The motors of both robots whirred.

"Don't!" Cadorna wailed. "For God's sake, don't blink 'em out!"

Carlos cursed his chief for a coward.

Shelton was talking rapidly as he manipulated the controls. Instead of building up the wave motion to the frequency of invisible light he was reducing it. Past the other end of the spectrum and into the infra-red. The heat ray! Both monsters were changing color as he marched them through the door and into the open. But now they glowed with a visible red that rapidly intensified to the dazzling whiteness of intense heat. Cadorna babbled in superstitious terror. Then, in an instant, both mechanisms were reduced to shapeless blobs of molten metal. Lina clapped her hands gleefully.

Shelton looked up with enthusiasm once more shining in his face. "Vail, my boy," he said, "we can find some use for that in industry. Let the next war take care of itself."

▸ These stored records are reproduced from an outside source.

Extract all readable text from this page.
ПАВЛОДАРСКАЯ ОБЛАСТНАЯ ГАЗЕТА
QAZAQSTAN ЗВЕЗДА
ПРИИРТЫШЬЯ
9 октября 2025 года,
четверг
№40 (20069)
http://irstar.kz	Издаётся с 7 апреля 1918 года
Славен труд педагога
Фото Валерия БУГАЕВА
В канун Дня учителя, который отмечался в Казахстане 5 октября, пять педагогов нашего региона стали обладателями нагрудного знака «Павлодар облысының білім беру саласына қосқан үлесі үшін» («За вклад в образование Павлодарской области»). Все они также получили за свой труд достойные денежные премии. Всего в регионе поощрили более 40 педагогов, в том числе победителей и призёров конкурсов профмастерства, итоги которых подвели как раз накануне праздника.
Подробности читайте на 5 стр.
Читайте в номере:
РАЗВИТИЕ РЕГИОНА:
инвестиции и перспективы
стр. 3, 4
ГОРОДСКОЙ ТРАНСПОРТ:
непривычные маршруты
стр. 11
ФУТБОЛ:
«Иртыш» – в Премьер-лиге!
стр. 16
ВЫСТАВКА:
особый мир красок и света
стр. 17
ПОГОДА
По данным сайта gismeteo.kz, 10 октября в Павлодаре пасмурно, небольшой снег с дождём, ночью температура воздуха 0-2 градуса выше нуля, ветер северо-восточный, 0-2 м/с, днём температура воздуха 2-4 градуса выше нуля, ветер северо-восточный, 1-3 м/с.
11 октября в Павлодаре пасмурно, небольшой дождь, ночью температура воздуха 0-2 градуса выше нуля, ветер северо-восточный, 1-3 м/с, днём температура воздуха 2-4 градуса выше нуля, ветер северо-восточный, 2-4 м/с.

"You bet!" Eddie was lost in contemplation of the girl—the flush of pleasure that came at her father's words; the shining eyes.

"Then you'll leave the old place down here?" she asked eagerly.

"Yes, as soon as we get rid of these crooks and the other robot. Vail is to spend the rest of his vacation with us, too—if he will."

Would he? Eddie gazed at the girl in rapt admiration and with an inward thrill over his astounding good fortune. Her eyes dropped before the intensity in his and her flush heightened.

David Shelton was wiping his glasses and peering at them with an understanding smile. Good sport, Shelton—and in some ways as wise as they made them. Eddie waited breathlessly for the girl to speak.